Tranquilo, Sam dijo:

—Me alegro de haber preguntado. No comprendía a qué se refería. Esto no es para mí.

Brown miró a Sam con ojos como focos.

—¿Oh?

—Creo que todo eso es una tontería, pero si no, donde usted dice clon, yo oigo madre, bebé. Un bebé cuyo nacimiento usted no desea, si eso es verídico. ¿Estoy en lo cierto?

La mirada de Brown seguía posada sobre Sam.

Sam hizo una pausa, consciente de que el futuro dependía de sus posteriores palabras. Brown era el jefe más generoso que había tenido jamás, pero esperaba una lealtad inquebrantable a cambio.

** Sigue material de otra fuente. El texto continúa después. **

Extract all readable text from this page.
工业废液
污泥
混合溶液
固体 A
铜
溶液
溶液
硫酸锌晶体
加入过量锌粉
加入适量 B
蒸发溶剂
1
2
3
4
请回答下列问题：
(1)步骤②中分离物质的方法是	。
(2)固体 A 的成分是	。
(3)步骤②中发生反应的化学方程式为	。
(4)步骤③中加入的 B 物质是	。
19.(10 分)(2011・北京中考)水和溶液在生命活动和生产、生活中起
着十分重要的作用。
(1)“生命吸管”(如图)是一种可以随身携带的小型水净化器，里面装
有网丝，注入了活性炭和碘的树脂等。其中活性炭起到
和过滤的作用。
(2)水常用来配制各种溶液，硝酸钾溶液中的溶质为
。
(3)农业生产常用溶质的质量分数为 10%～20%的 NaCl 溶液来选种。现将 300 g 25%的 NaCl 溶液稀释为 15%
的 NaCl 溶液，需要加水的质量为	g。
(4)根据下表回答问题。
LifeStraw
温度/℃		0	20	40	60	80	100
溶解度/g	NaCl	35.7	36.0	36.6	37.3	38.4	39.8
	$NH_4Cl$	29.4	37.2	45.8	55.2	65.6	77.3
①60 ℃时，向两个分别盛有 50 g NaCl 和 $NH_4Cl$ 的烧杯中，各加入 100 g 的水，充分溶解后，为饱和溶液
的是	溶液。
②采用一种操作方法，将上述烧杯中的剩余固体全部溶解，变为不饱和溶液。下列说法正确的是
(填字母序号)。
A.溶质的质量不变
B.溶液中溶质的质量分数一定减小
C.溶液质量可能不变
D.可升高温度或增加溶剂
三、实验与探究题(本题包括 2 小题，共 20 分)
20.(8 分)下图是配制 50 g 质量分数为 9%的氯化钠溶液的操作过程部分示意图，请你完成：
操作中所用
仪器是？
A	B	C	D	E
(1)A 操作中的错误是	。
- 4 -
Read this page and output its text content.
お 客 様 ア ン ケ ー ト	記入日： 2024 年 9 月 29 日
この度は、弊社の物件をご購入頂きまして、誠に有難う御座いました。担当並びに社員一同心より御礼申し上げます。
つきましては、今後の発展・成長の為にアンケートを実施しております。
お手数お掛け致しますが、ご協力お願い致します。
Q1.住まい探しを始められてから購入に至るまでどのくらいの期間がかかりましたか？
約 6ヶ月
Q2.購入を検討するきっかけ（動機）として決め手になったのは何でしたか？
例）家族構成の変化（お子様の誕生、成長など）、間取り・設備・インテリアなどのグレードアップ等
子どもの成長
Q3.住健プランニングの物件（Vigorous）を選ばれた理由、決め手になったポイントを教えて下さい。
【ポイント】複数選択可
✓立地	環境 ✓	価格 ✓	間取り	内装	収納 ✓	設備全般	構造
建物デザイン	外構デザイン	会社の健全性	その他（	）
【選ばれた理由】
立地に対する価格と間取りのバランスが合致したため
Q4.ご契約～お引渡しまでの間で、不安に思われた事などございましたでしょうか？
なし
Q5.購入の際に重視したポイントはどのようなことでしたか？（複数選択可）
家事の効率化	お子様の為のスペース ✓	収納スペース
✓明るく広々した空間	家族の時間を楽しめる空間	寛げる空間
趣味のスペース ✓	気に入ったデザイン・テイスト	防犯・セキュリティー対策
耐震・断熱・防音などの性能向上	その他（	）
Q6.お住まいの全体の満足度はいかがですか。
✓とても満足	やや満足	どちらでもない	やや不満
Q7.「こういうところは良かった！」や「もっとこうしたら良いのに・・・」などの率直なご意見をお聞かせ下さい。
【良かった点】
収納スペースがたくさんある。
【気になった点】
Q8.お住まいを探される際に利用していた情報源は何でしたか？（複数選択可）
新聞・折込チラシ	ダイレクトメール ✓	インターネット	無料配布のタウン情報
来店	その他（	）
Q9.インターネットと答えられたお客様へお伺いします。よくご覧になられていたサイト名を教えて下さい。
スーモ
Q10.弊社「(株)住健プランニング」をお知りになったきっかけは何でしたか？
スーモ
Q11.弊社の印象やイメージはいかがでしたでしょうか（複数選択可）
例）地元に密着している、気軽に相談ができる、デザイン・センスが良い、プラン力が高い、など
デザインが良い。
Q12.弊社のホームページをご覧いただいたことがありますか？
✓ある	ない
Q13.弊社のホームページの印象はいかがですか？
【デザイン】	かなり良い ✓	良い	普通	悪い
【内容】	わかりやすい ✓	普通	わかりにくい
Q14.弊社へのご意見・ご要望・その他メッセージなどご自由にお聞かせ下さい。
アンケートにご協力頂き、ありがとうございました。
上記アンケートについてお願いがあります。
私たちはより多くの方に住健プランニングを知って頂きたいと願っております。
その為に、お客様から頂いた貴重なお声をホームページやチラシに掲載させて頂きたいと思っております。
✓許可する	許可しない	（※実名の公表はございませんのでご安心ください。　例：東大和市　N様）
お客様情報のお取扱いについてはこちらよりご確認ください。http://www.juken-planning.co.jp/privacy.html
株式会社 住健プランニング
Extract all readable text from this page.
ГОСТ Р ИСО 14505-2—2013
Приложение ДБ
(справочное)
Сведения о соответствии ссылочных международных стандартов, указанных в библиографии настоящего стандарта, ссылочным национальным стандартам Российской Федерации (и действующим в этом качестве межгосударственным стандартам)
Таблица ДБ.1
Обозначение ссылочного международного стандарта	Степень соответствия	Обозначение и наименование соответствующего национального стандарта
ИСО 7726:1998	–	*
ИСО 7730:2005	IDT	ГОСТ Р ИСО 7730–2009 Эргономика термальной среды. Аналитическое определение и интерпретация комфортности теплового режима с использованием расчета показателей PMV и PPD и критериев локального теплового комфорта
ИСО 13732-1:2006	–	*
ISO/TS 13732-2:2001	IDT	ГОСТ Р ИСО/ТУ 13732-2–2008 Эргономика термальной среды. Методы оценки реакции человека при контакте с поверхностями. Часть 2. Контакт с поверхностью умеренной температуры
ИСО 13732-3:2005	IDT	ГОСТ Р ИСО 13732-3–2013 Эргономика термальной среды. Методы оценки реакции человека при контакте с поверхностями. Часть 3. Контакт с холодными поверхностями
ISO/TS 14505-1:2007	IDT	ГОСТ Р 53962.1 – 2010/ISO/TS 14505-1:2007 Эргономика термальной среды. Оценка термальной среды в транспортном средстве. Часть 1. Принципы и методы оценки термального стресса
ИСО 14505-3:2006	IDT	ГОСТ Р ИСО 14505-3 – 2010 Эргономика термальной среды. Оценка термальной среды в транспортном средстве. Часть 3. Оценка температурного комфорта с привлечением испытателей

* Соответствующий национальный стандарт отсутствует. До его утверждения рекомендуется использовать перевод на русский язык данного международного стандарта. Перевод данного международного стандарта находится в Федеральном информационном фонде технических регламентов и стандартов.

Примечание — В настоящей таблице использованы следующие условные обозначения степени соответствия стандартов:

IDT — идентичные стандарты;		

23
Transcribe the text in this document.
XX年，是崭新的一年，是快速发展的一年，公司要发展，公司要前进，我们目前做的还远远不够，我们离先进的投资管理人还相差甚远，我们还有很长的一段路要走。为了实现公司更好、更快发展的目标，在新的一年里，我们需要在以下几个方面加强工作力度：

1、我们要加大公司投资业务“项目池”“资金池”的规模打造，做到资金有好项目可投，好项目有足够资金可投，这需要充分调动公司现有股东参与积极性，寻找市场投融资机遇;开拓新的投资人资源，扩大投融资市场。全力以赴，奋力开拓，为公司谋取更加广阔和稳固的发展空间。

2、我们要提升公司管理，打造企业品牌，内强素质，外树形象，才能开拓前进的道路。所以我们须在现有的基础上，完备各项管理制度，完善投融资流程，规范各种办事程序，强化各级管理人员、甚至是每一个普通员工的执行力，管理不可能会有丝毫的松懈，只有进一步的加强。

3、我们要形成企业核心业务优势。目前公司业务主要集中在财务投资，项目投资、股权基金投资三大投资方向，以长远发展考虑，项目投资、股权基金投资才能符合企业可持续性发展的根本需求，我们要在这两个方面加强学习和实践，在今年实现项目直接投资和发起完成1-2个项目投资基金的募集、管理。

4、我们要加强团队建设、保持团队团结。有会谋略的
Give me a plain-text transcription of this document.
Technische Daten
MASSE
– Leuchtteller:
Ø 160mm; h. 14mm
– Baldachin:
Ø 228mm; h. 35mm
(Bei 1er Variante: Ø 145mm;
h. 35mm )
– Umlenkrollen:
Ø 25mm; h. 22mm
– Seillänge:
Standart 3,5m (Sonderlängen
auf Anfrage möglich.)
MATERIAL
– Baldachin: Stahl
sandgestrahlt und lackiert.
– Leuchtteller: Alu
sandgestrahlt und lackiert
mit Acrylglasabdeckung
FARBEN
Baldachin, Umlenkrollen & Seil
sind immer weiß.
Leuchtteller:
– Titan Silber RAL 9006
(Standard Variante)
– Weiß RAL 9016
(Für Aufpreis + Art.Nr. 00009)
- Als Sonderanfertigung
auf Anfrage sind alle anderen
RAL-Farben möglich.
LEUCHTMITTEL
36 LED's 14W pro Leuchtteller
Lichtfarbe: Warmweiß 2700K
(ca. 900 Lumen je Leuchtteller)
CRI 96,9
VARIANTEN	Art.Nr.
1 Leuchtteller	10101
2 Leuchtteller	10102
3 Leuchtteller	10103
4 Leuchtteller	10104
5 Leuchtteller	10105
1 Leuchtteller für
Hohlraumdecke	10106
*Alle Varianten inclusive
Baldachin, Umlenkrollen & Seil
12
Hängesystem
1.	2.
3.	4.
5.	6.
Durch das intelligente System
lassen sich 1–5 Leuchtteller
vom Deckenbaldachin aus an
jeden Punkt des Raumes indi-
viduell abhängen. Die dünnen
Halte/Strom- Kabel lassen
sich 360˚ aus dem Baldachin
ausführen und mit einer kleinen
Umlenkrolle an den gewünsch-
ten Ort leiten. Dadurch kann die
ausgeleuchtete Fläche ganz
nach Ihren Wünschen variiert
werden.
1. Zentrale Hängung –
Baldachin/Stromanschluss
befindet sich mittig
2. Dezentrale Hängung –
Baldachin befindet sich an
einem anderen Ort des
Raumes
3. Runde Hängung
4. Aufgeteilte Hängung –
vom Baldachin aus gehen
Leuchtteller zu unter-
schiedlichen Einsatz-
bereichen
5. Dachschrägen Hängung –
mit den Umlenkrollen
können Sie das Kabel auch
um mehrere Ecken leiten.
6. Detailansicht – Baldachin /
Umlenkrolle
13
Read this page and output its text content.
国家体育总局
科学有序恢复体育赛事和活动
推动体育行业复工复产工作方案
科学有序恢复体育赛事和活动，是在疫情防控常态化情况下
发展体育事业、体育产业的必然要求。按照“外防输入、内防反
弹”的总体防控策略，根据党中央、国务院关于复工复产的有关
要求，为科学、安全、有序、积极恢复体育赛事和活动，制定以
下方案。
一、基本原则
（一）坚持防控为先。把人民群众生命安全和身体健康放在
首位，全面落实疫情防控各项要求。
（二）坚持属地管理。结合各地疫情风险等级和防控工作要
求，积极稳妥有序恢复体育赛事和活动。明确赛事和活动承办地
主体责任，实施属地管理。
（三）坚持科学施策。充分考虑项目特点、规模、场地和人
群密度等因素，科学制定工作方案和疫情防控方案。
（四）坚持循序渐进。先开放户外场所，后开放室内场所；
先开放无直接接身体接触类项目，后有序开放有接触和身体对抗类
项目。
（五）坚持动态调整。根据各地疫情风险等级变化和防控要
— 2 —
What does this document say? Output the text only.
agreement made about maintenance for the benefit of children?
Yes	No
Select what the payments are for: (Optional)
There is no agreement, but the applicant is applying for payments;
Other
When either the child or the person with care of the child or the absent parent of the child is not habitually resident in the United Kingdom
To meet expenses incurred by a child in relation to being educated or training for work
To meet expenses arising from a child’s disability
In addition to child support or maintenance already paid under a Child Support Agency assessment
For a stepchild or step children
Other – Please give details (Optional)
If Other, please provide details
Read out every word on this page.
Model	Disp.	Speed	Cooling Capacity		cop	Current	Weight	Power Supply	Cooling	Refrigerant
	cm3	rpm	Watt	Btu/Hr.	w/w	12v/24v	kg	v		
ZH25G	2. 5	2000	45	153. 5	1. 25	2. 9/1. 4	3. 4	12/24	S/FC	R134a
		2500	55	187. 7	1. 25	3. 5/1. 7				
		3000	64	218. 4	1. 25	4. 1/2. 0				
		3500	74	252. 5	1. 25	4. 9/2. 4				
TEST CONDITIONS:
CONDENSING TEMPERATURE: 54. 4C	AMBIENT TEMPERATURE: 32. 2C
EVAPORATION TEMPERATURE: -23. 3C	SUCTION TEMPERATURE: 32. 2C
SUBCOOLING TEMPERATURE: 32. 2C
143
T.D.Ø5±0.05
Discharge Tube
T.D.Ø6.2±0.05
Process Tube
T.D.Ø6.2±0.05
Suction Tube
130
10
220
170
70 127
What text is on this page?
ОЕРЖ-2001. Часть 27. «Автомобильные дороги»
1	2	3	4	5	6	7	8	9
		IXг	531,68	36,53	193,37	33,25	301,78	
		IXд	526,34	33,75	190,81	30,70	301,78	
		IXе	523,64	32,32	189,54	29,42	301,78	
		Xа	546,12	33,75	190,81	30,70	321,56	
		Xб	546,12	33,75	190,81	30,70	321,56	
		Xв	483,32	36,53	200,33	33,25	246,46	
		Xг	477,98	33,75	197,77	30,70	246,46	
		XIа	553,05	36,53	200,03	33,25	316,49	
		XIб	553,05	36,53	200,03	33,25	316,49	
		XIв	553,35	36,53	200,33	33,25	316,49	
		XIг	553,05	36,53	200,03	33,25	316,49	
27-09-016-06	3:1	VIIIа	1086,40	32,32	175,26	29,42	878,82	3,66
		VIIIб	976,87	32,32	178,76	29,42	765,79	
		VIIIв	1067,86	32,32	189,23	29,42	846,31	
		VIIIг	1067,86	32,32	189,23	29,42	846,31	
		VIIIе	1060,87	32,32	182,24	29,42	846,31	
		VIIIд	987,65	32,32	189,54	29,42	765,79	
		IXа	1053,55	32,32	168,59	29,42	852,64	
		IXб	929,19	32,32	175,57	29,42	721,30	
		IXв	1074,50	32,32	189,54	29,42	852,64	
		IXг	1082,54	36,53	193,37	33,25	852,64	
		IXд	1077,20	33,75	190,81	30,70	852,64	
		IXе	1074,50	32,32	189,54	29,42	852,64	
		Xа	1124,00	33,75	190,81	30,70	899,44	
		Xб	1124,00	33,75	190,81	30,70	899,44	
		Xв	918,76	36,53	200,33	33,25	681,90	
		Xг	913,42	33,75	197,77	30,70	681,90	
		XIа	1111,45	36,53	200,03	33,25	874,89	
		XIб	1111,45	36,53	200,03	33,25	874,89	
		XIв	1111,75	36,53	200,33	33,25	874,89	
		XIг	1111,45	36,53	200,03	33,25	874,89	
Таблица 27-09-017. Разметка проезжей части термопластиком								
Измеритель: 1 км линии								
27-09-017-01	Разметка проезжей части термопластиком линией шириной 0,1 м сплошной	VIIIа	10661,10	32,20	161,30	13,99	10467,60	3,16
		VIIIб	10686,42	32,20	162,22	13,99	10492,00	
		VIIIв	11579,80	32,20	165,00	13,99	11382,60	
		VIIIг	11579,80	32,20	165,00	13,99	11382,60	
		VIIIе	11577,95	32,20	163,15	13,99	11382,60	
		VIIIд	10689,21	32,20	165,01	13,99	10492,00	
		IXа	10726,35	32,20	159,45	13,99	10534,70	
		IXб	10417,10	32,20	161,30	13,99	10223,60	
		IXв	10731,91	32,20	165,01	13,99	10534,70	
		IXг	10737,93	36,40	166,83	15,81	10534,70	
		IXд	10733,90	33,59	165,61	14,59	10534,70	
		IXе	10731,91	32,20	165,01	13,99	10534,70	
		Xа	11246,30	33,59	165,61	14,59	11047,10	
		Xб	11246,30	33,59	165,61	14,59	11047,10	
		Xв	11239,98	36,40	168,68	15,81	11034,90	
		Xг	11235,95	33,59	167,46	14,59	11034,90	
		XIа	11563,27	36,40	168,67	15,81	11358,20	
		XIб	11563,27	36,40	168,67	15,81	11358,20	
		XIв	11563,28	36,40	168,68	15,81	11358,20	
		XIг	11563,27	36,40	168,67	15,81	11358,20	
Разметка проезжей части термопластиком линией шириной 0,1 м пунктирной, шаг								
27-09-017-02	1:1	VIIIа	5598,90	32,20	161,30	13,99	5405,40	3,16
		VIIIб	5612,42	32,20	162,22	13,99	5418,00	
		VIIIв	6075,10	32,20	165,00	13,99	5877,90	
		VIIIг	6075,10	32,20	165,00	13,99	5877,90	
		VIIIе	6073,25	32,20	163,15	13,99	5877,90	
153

—No me enrolé para nada semejante. No cuente conmigo para eso, ¿de acuerdo?

—Entonces no contaré contigo para nada en absoluto.

—Sí, lo sé —Sam se puso en pie.

Cuando Sam se dirigió hacia los ascensores, Brown se levantó y lo siguió.

—Desalojaré el piso antes de medianoche —dijo Sam cuando llegó el ascensor—. Subiré mis llaves, las tarjetas de crédito, las tarjetas de acceso, los salvoconductos... todo, antes de marcharme.

Sam estaba frente al señor Brown y pulsó el botón del vestíbulo.

Cuando se cerraban las puertas del ascensor, Brown le dijo:

—Considéralo de nuevo, Sam. Tienes dos semanas.